Glukokortikoide (GK) sollten in einer minimalen Dosierung und Dauer eingesetzt werden, die ausreicht, die aktive systemische Erkrankung zu kontrollieren. Bei moderater PSS wird eine Induktionstherapie mit ≤0,5 mg/kg/Tag vorgeschlagen, in schweren Fällen können auch Methylprednisolon-Pulse erwogen werden. Ziel sollte ein schnellstmögliches Absetzen der GK oder zumindest eine Reduktion auf eine Erhaltungsdosis von ≤5 mg/Tag sein mit Hilfe steroidsparender IS. Vom Einsatz höherer Start- und Erhaltungsdosen wird ausdrücklich abgeraten. Immunsuppressive Medikamente (z. B. Leflunomid, Methotrexat, Azathioprin, Mycophenolat Mofetil, Cyclophosphamid) sollten, so die nächste Empfehlung, primär zur Steroideinsparung (gerade bei Patienten mit schwerer Organbeeinträchtigung, die absehbar längerfristig GK benötigen) eingesetzt werden, ohne Evidenz für die Überlegenheit eines IS gegenüber einem anderen – auch hier sollten stets Nutzen und Risiken abgewogen werden. 

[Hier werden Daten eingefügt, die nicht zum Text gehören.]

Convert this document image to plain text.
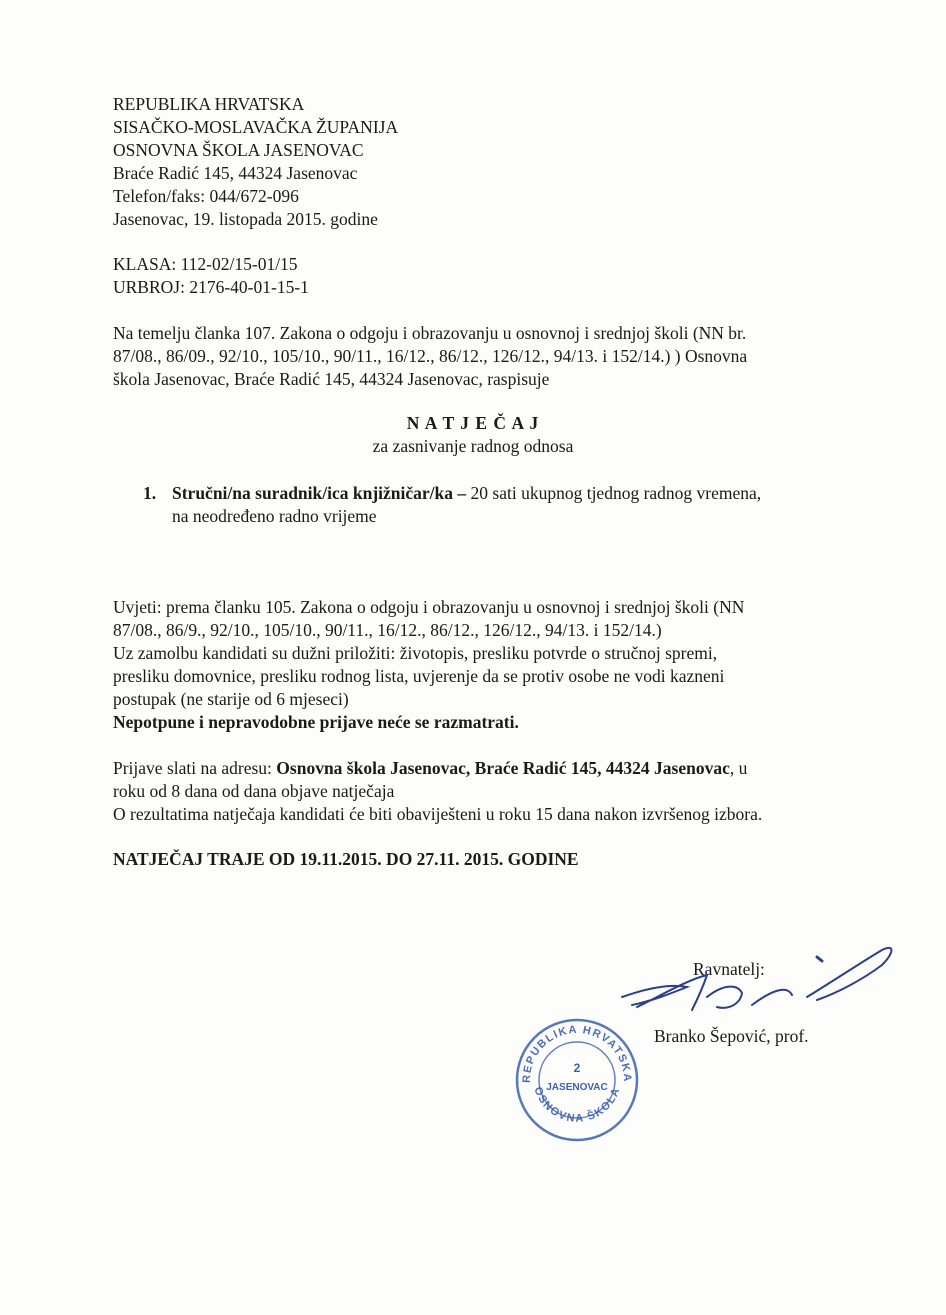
REPUBLIKA HRVATSKA
SISAČKO-MOSLAVAČKA ŽUPANIJA
OSNOVNA ŠKOLA JASENOVAC
Braće Radić 145, 44324 Jasenovac
Telefon/faks: 044/672-096
Jasenovac, 19. listopada 2015. godine
KLASA: 112-02/15-01/15
URBROJ: 2176-40-01-15-1
Na temelju članka 107. Zakona o odgoju i obrazovanju u osnovnoj i srednjoj školi (NN br.
87/08., 86/09., 92/10., 105/10., 90/11., 16/12., 86/12., 126/12., 94/13. i 152/14.) ) Osnovna
škola Jasenovac, Braće Radić 145, 44324 Jasenovac, raspisuje
N A T J E Č A J
za zasnivanje radnog odnosa
1. Stručni/na suradnik/ica knjižničar/ka – 20 sati ukupnog tjednog radnog vremena,
na neodređeno radno vrijeme
Uvjeti: prema članku 105. Zakona o odgoju i obrazovanju u osnovnoj i srednjoj školi (NN
87/08., 86/9., 92/10., 105/10., 90/11., 16/12., 86/12., 126/12., 94/13. i 152/14.)
Uz zamolbu kandidati su dužni priložiti: životopis, presliku potvrde o stručnoj spremi,
presliku domovnice, presliku rodnog lista, uvjerenje da se protiv osobe ne vodi kazneni
postupak (ne starije od 6 mjeseci)
Nepotpune i nepravodobne prijave neće se razmatrati.
Prijave slati na adresu: Osnovna škola Jasenovac, Braće Radić 145, 44324 Jasenovac, u
roku od 8 dana od dana objave natječaja
O rezultatima natječaja kandidati će biti obaviješteni u roku 15 dana nakon izvršenog izbora.
NATJEČAJ TRAJE OD 19.11.2015. DO 27.11. 2015. GODINE
Ravnatelj:
Branko Šepović, prof.
REPUBLIKA HRVATSKA
OSNOVNA ŠKOLA
2
JASENOVAC
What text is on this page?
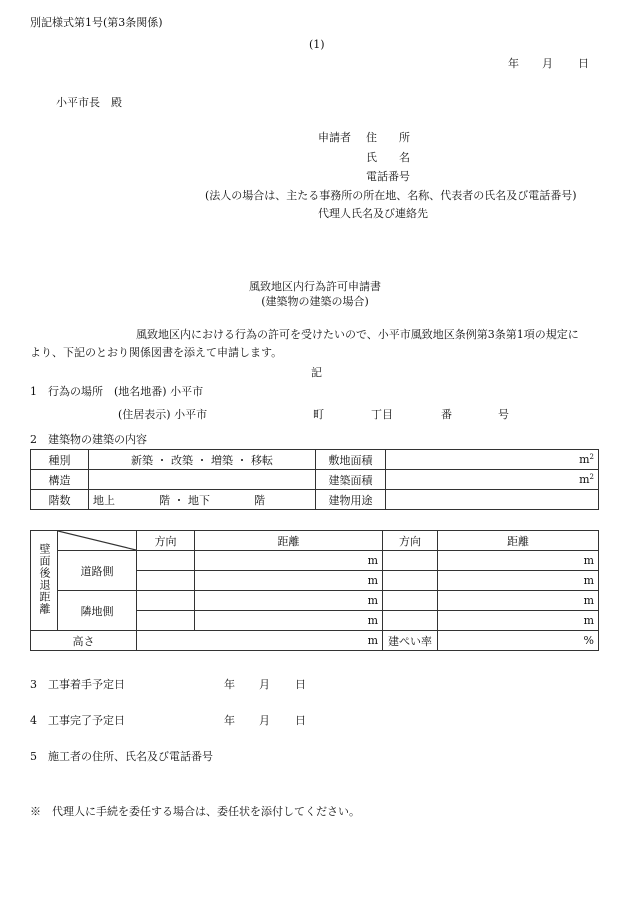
別記様式第1号(第3条関係)
(1)
年 月 日
小平市長　殿
申請者 住　　所
氏　　名
電話番号
(法人の場合は、主たる事務所の所在地、名称、代表者の氏名及び電話番号)
代理人氏名及び連絡先
風致地区内行為許可申請書
(建築物の建築の場合)
風致地区内における行為の許可を受けたいので、小平市風致地区条例第3条第1項の規定に
より、下記のとおり関係図書を添えて申請します。
記
1　行為の場所　(地名地番) 小平市
(住居表示) 小平市	町	丁目	番	号
2　建築物の建築の内容
種別	新築 ・ 改築 ・ 増築 ・ 移転	敷地面積	$m^2$
構造		建築面積	$m^2$
階数	地上　　　　階 ・ 地下　　　　階	建物用途	
壁面後退距離		方向	距離	方向	距離
	道路側		m		m
			m		m
	隣地側		m		m
			m		m
高さ		m		建ぺい率	%
3　工事着手予定日	年 月 日
4　工事完了予定日	年 月 日
5　施工者の住所、氏名及び電話番号
※　代理人に手続を委任する場合は、委任状を添付してください。
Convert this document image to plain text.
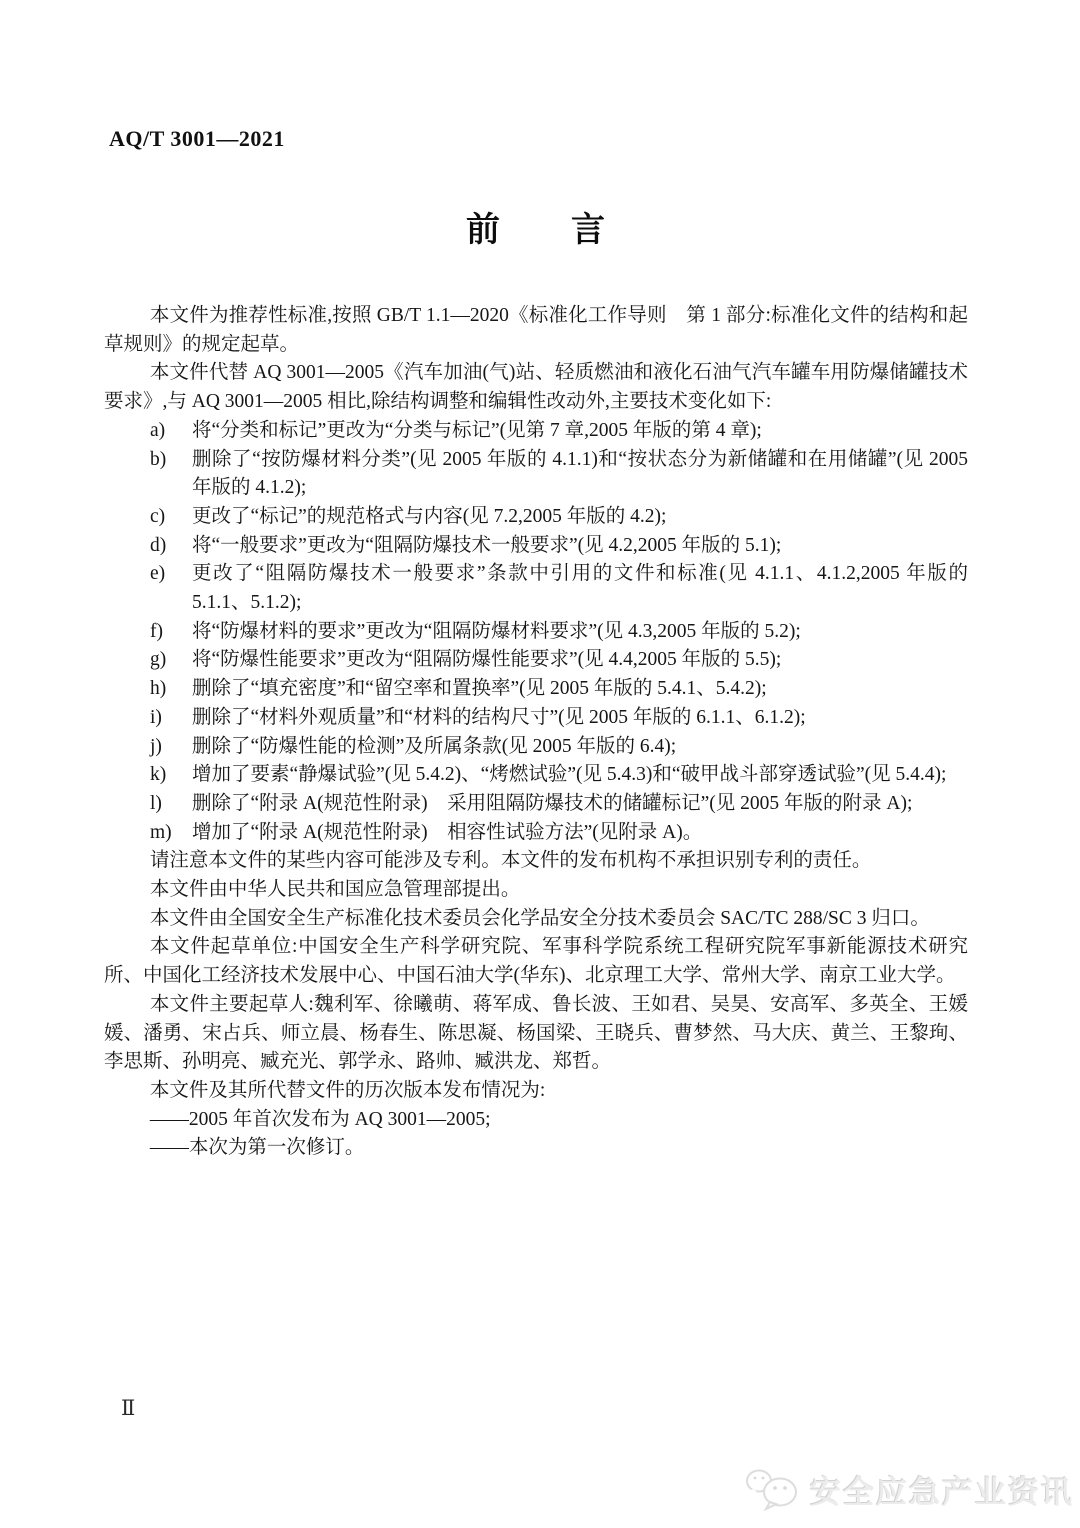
AQ/T 3001—2021
前　　言

本文件为推荐性标准,按照 GB/T 1.1—2020《标准化工作导则　第 1 部分:标准化文件的结构和起草规则》的规定起草。

本文件代替 AQ 3001—2005《汽车加油(气)站、轻质燃油和液化石油气汽车罐车用防爆储罐技术要求》,与 AQ 3001—2005 相比,除结构调整和编辑性改动外,主要技术变化如下:

a) 将“分类和标记”更改为“分类与标记”(见第 7 章,2005 年版的第 4 章);
b) 删除了“按防爆材料分类”(见 2005 年版的 4.1.1)和“按状态分为新储罐和在用储罐”(见 2005 年版的 4.1.2);
c) 更改了“标记”的规范格式与内容(见 7.2,2005 年版的 4.2);
d) 将“一般要求”更改为“阻隔防爆技术一般要求”(见 4.2,2005 年版的 5.1);
e) 更改了“阻隔防爆技术一般要求”条款中引用的文件和标准(见 4.1.1、4.1.2,2005 年版的 5.1.1、5.1.2);
f) 将“防爆材料的要求”更改为“阻隔防爆材料要求”(见 4.3,2005 年版的 5.2);
g) 将“防爆性能要求”更改为“阻隔防爆性能要求”(见 4.4,2005 年版的 5.5);
h) 删除了“填充密度”和“留空率和置换率”(见 2005 年版的 5.4.1、5.4.2);
i) 删除了“材料外观质量”和“材料的结构尺寸”(见 2005 年版的 6.1.1、6.1.2);
j) 删除了“防爆性能的检测”及所属条款(见 2005 年版的 6.4);
k) 增加了要素“静爆试验”(见 5.4.2)、“烤燃试验”(见 5.4.3)和“破甲战斗部穿透试验”(见 5.4.4);
l) 删除了“附录 A(规范性附录)　采用阻隔防爆技术的储罐标记”(见 2005 年版的附录 A);
m) 增加了“附录 A(规范性附录)　相容性试验方法”(见附录 A)。

请注意本文件的某些内容可能涉及专利。本文件的发布机构不承担识别专利的责任。

本文件由中华人民共和国应急管理部提出。

本文件由全国安全生产标准化技术委员会化学品安全分技术委员会 SAC/TC 288/SC 3 归口。

本文件起草单位:中国安全生产科学研究院、军事科学院系统工程研究院军事新能源技术研究所、中国化工经济技术发展中心、中国石油大学(华东)、北京理工大学、常州大学、南京工业大学。

本文件主要起草人:魏利军、徐曦萌、蒋军成、鲁长波、王如君、吴昊、安高军、多英全、王媛媛、潘勇、宋占兵、师立晨、杨春生、陈思凝、杨国梁、王晓兵、曹梦然、马大庆、黄兰、王黎珣、李思斯、孙明亮、臧充光、郭学永、路帅、臧洪龙、郑哲。

本文件及其所代替文件的历次版本发布情况为:

——2005 年首次发布为 AQ 3001—2005;

——本次为第一次修订。

Ⅱ
安全应急产业资讯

Bei Patienten mit schwerer, refraktärer Erkrankung können B-Zell-gerichtete Therapien erwogen werden. Die beste Evidenz gibt es hier für Rituximab, insbesondere gilt dies bei mit einer Kyroglobulinämie-assoziierten Vaskulitis verknüpften Symptomen (Belimumab wird in diesem Kontext als mögliche Rescue-Therapie genannt). Explizit abgeraten wird hingegen vom Einsatz von TNFα-Inhibitoren oder von Rituximab als First- oder Second-line-Therapie bei nur niedrig oder moderat erhöhtem ESSDAI und ohne Anzeichen von Kryoglobulinämie-Symptomen. 


Organspezifische Therapiestrategien

Der systemische, organspezifische Therapieansatz kann, so die nächste Empfehlung, dem sequenziellen oder kombinierten Einsatz von GK, IS und Biologika folgen – die Evidenz ist zwar allgemein eher schwach, es werden aber mehrere im Detail lesenswerte, sich primär an den ESSDAI-Domänen (glanduläre, artikuläre, kutane, pulmonale, renale, periphere, ZNS- und hämatologische Beteiligung) orientierende Einzelalgorithmen vorgeschlagen. Zusätzlich wird auch das Vorgehen bei Ro-positiven Frauen mit PSS im gebärfähigen Alter zur Verhinderung eines Ro-assoziierten kongenitalen Herzblocks adressiert. Für einen ersten Überblick wird im Folgenden eine zusammenfassende Übersicht angeboten (Abb.). Der zwölften spezifischen Empfehlung zufolge sollte die Therapie von B-Zell-Lymphomen individuell je nach spezifischem histologischem Subtyp und Krankheitsstadium (in schwereren Fällen mit einer Rituximab-basierten Chemotherapie) erfolgen. 

Die EULAR-Leitlinie, obgleich den aktuellen Wissensstand wiedergebend, ist angesichts der oft ungenügenden Datenbasis eher als grobe Richtschnur für den Praxisalltag zu verstehen, nicht umsonst wird am Ende eine umfangreiche Forschungsagenda mit offenen Fragen aufgelistet.                             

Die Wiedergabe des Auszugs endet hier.